My husband’s spiced tomato and split-pea soup was fantastic. This was no simple bowl of heartwarming fare, but a zingy plateful of flavour that danced on the tongue. I had duck-liver pate. It was beautifully presented in a tiny Kilner jar topped with clear jelly.
My husband had the burger for his main course. Gourmet burgers are the big thing these days, with chefs competing to outdo one another with the complexity and intricacy of their creations. This was a big fat juicy burger full of honest beef flavour and little nonsense. Served on a brioche bun with chips, fresh tomato salsa and a salad, it was just sublime.
I ordered the asparagus, heritage tomato and edible flower salad. What a picture of a dish. Every component was as fresh and crisp as you would have expected had you picked it from your garden that morning. It had delicious salty slivers of creamy Parmesan and every mouthful was a delight. It seemed light on the asparagus – I found a few thin shavings amongst the leaves, tomatoes and cheese, but they were more of a garnish than the main event the description implied. However, I’m being picky as, overall, it was fantastic.
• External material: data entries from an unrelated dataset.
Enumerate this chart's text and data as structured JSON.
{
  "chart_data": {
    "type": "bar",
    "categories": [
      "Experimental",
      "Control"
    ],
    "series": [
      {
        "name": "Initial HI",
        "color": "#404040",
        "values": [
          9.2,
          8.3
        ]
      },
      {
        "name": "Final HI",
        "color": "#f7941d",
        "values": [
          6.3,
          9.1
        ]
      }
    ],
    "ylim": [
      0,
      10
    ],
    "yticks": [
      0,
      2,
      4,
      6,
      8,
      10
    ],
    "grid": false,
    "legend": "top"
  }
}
For dessert, I had a stunning apple crumble with a genuinely crisp crumble topping. My husband, however, chose the homemade ice cream. He made a wise choice. Again, we saw a professional kitchen showing attention to detail, creativity and skill in producing perfect ice cream which would grace any Michelin-starred city restaurant.
After such a fantastic meal, I wondered if I would ever eat again but, following a perfect night’s sleep, I was down for breakfast in the morning. I could not quite face the full breakfast my husband consumed, but my scrambled eggs and bacon were as good as any I’ve tasted.
The Taynuilt Hotel is a perfect location for touring beautiful Argyll and the Inner Hebrides. It is an often overlooked part of Scotland, but this quality of food and service deserves greater attention.
A superior room at the Taynuilt Hotel, only 12 miles from Oban, is £95 per room (not per person), including breakfast. The chef is local and took over in December, 2012.
Taynuilt Hotel, Taynuilt, Argyll and Bute PA35 1JN. Phone 01866 822437.